Polish PM survives confidence vote
Brussels, June 26: Polish Prime Minister Donald Tusk on Wednesday survived a parliamentary vote of confidence following a leaked tapes scandal, the media reported.

Tusk's two-party governing coalition won backing from 237 MPs, with 203 against. The required majority was 231 votes, Xinhua reported citing the local media.

Secret recordings of senior officials published by news magazine Wprost have plunged Poland into a political storm, which prompted Tusk calling the vote earlier in the day.

Earlier Tusk told MPs that Poland's interests could be jeopardised by the leaked tapes scandal, in which several government ministers' private, and sometimes compromising, conversations were illegally recorded and the tapes released to the Polish weekly.

"I have a simple plan that will largely depend on the house. We need certainty beyond Poland's borders that the Polish state is running smoothly and coping well also with this unusual, serious crisis; that on the eve of negotiations in Brussels, the Polish government has a mandate stemming from the elections and from a parliamentary majority," Tusk told MPs.

The prime minister pointed out that one effect of the leaked tapes scandal was the Polish government's diminished ability to influence how top European Union positions are filled. He added that the government would fight at the EU summit for specific regulations concerning an energy union.

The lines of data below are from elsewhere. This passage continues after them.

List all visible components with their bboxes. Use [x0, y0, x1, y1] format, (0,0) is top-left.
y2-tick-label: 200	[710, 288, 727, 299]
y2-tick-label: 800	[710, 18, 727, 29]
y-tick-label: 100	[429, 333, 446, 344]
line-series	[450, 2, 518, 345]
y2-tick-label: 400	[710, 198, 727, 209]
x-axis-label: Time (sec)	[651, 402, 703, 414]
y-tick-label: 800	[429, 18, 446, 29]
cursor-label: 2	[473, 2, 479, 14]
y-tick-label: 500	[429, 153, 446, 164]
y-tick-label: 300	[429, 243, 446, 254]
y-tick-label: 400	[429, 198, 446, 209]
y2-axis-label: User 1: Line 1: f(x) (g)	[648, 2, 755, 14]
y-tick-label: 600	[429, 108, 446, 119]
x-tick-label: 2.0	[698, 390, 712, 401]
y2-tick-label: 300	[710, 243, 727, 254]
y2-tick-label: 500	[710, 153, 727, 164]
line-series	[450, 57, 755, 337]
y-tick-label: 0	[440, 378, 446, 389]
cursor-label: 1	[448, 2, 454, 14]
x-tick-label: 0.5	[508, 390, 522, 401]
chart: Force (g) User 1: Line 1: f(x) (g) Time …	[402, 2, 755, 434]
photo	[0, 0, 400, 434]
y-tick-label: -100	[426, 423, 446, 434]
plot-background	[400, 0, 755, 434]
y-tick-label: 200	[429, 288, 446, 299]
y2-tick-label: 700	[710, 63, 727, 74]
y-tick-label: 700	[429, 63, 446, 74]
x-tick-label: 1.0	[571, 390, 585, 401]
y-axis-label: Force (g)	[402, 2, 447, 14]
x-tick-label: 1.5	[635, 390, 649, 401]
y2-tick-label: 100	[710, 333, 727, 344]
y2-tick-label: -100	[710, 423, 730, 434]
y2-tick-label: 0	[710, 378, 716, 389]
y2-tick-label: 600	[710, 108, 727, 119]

"There can be no room for guesswork (as to whether) there is a government in Poland or whether it will fall at any minute," he said regarding the vote of confidence.

The prime minister began his Sejm presentation of the leaked tapes scandal with an apology for "appalling, sometimes scandalous behaviour, language, inappropriate words" in the illegally recorded conversations of high officials, including ministers.

In the middle of June Wprost published illegal recordings of private conversations between Interior Minister Bartlomiej Sienkiewicz, and the President of the National Bank of Poland Marek Belka as well as between Andrzej Parafianowicz, former finance ministry official, and former minister of transport Slawomir Nowak.

On Monday a recorded conversation between Minister of Foreign Affairs Radoslaw Sikorski and former finance minister Jacek Rostowski, and another one between government Spokesperson Pawel Gras, Treasury Minister Wlodzimierz Karpinski, Deputy Treasury Minister Zdzislaw Gawlik and PKN Orlen President Jacek Krawiec were published by Wprost.